Scan hundreds of SQL Saturday raffle tickets. Fast.

If you’re an organizer, sponsor and/or an exhibitor at a SQL Saturday event, you often collect raffle tickets from attendees. In exchange for giving you their contact information, they have the opportunity to win cool raffle prizes.

Here’s the thing, though. Raffle tickets can be a bit painful to scan on your mobile phone. You point the phone at the QR code, then click the URL that opens up the browser, after which the SQL Saturday web service takes another second or two (or three) to load. This is fine when you have just a few tickets, but it can be mindnumbing if you have hundreds.

What can I say, I’m lazy.

Scanning those tickets, fast.

In the Mac AppStore, I found an app called QR Capture that uses the computer’s camera to scan QR codes and add them to a list. I’m sure there are similar apps for Linux and Windows, but the key selling point here is that the app writes all those URLs (that’s what the raffle ticket QR codes really are) to a list that can be exported as a text file:

Scanning tickets this way is really fast if you have a decent camera – a bit like scanning groceries at the supermarket.
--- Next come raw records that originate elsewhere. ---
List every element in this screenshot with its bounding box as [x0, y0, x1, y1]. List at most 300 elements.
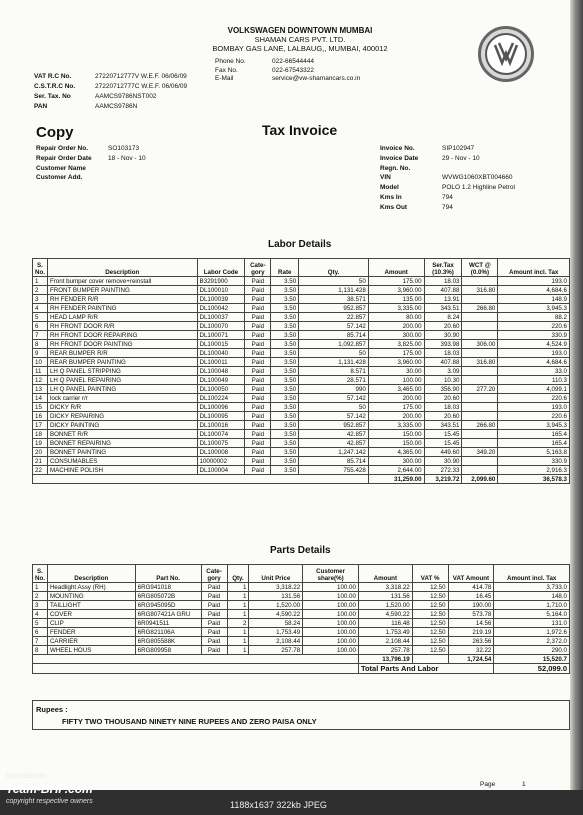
document-title: Tax Invoice: [262, 122, 338, 138]
table-cell: Paid: [245, 403, 271, 412]
table-cell: 343.51: [424, 421, 462, 430]
table-cell: 14.56: [448, 619, 494, 628]
table-cell: 16: [33, 412, 48, 421]
email-label: E-Mail: [215, 75, 234, 82]
fax-value: 022-67543322: [272, 66, 314, 74]
image-info: 1188x1637 322kb JPEG: [230, 800, 327, 810]
table-cell: 3.50: [271, 421, 299, 430]
table-cell: 3,465.00: [368, 385, 424, 394]
table-cell: 12.50: [412, 610, 448, 619]
table-cell: 5: [33, 313, 48, 322]
table-cell: 3.50: [271, 394, 299, 403]
table-cell: 38.571: [299, 295, 369, 304]
table-cell: 193.0: [498, 349, 570, 358]
total-spacer: [412, 655, 448, 664]
table-cell: 5,163.8: [498, 448, 570, 457]
table-cell: 30.00: [368, 367, 424, 376]
table-cell: 2,108.44: [249, 637, 303, 646]
column-header: VAT Amount: [448, 565, 494, 583]
table-cell: 12.50: [412, 583, 448, 592]
table-cell: Paid: [245, 412, 271, 421]
table-cell: DL100016: [197, 421, 245, 430]
table-cell: 6RG941018: [135, 583, 201, 592]
labor-table: [32, 258, 570, 484]
table-cell: 50: [299, 403, 369, 412]
table-cell: 2,108.44: [358, 637, 412, 646]
cst-value: 27220712777C W.E.F. 06/06/09: [95, 83, 188, 90]
table-cell: Paid: [245, 385, 271, 394]
info-value: SO103173: [108, 145, 140, 152]
table-cell: 57.142: [299, 394, 369, 403]
table-cell: 4,365.00: [368, 448, 424, 457]
table-cell: DL100008: [197, 448, 245, 457]
table-row: [33, 313, 570, 322]
table-cell: 32.22: [448, 646, 494, 655]
table-cell: 3,733.0: [494, 583, 570, 592]
table-cell: 3.50: [271, 304, 299, 313]
table-cell: MOUNTING: [47, 592, 135, 601]
table-cell: WHEEL HOUS: [47, 646, 135, 655]
table-row: [33, 331, 570, 340]
info-label: Kms Out: [380, 203, 408, 211]
pan-label: PAN: [34, 103, 48, 110]
table-row: [33, 610, 570, 619]
table-cell: 1,131.428: [299, 286, 369, 295]
table-cell: 6RG805588K: [135, 637, 201, 646]
table-cell: Paid: [245, 349, 271, 358]
table-cell: 30.90: [424, 457, 462, 466]
info-label: Model: [380, 184, 399, 192]
table-cell: 175.00: [368, 403, 424, 412]
table-cell: 3.50: [271, 412, 299, 421]
total-cell: 13,796.19: [358, 655, 412, 664]
table-cell: 6RG807421A GRU: [135, 610, 201, 619]
table-cell: 3.50: [271, 286, 299, 295]
table-cell: 349.20: [462, 448, 498, 457]
table-cell: Paid: [245, 295, 271, 304]
total-cell: 3,219.72: [424, 475, 462, 484]
rupees-label: Rupees :: [36, 705, 68, 714]
column-header: Cate- gory: [245, 259, 271, 277]
table-cell: 3,960.00: [368, 358, 424, 367]
column-header: Amount incl. Tax: [498, 259, 570, 277]
table-cell: 4,590.22: [358, 610, 412, 619]
table-cell: 12.50: [412, 619, 448, 628]
table-cell: DL100050: [197, 385, 245, 394]
table-cell: 3: [33, 295, 48, 304]
table-cell: 110.3: [498, 376, 570, 385]
info-value: 18 - Nov - 10: [108, 154, 146, 162]
table-cell: lock carrier r/r: [47, 394, 197, 403]
vw-logo-icon: [478, 26, 534, 82]
table-cell: Paid: [245, 457, 271, 466]
table-cell: 3,825.00: [368, 340, 424, 349]
table-cell: 20: [33, 448, 48, 457]
table-cell: Paid: [201, 637, 227, 646]
table-cell: Paid: [245, 331, 271, 340]
amount-in-words: FIFTY TWO THOUSAND NINETY NINE RUPEES AND ZERO PAISA ONLY: [62, 717, 317, 726]
table-cell: 21: [33, 457, 48, 466]
table-cell: 3.50: [271, 403, 299, 412]
table-cell: FRONT BUMPER PAINTING: [47, 286, 197, 295]
info-value: 794: [442, 194, 453, 201]
info-label: Kms In: [380, 194, 402, 201]
table-cell: 88.2: [498, 313, 570, 322]
table-cell: 4,684.6: [498, 286, 570, 295]
info-value: 794: [442, 203, 453, 211]
table-cell: 10: [33, 358, 48, 367]
table-cell: 2: [33, 592, 48, 601]
table-cell: 100.00: [303, 601, 359, 610]
table-cell: 100.00: [303, 628, 359, 637]
brand-logo: Team-BHP.com: [6, 782, 93, 796]
table-cell: Paid: [245, 394, 271, 403]
column-header: Unit Price: [249, 565, 303, 583]
table-cell: 6: [33, 628, 48, 637]
table-cell: HEAD LAMP R/R: [47, 313, 197, 322]
column-header: Description: [47, 259, 197, 277]
table-cell: 3.50: [271, 277, 299, 286]
table-row: [33, 457, 570, 466]
table-cell: DL100042: [197, 304, 245, 313]
table-row: [33, 358, 570, 367]
table-cell: 6RG821106A: [135, 628, 201, 637]
table-cell: 1,710.0: [494, 601, 570, 610]
table-cell: 1: [227, 628, 249, 637]
table-cell: 330.9: [498, 331, 570, 340]
table-cell: 100.00: [303, 646, 359, 655]
table-cell: 272.33: [424, 466, 462, 475]
table-cell: 3.50: [271, 349, 299, 358]
table-header-row: [33, 259, 570, 277]
table-cell: 2: [33, 286, 48, 295]
table-cell: LH Q PANEL REPAIRING: [47, 376, 197, 385]
table-cell: 316.80: [462, 358, 498, 367]
table-cell: DL100010: [197, 286, 245, 295]
table-cell: Paid: [245, 322, 271, 331]
column-header: Customer share(%): [303, 565, 359, 583]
With a little practice, you’ll go through hundreds of tickets in very little time.

Fetching all those links

So, now that you have the text file, let’s write a tiny Powershell script to open each of those URLs – without ever opening a single browser tab.

# Every file in this directory that ends in .txt is fair game.
$files=Get-ChildItem "*.txt"

# For each file...
ForEach ($f in $files){
    Write-Host $f.FullName

    # ... and for each line in that file...
    ForEach($line in Get-Content $f) {
        Write-Host $line

        # ... query that URL, return the status code (should always be 200).
        # Querying the URL will register the raffle ticket.
        $request = Invoke-WebRequest -Uri $line

        Write-Host "... " + $request.StatusCode
    }
}

The script looks for every .txt files in the current directory. For each of those files, it takes each row and performs an Invoke-WebRequest to get that URL.

We don’t really care about the output of the web request – just requesting the URL is enough to register the raffle ticket (just look for the “200 OK” code).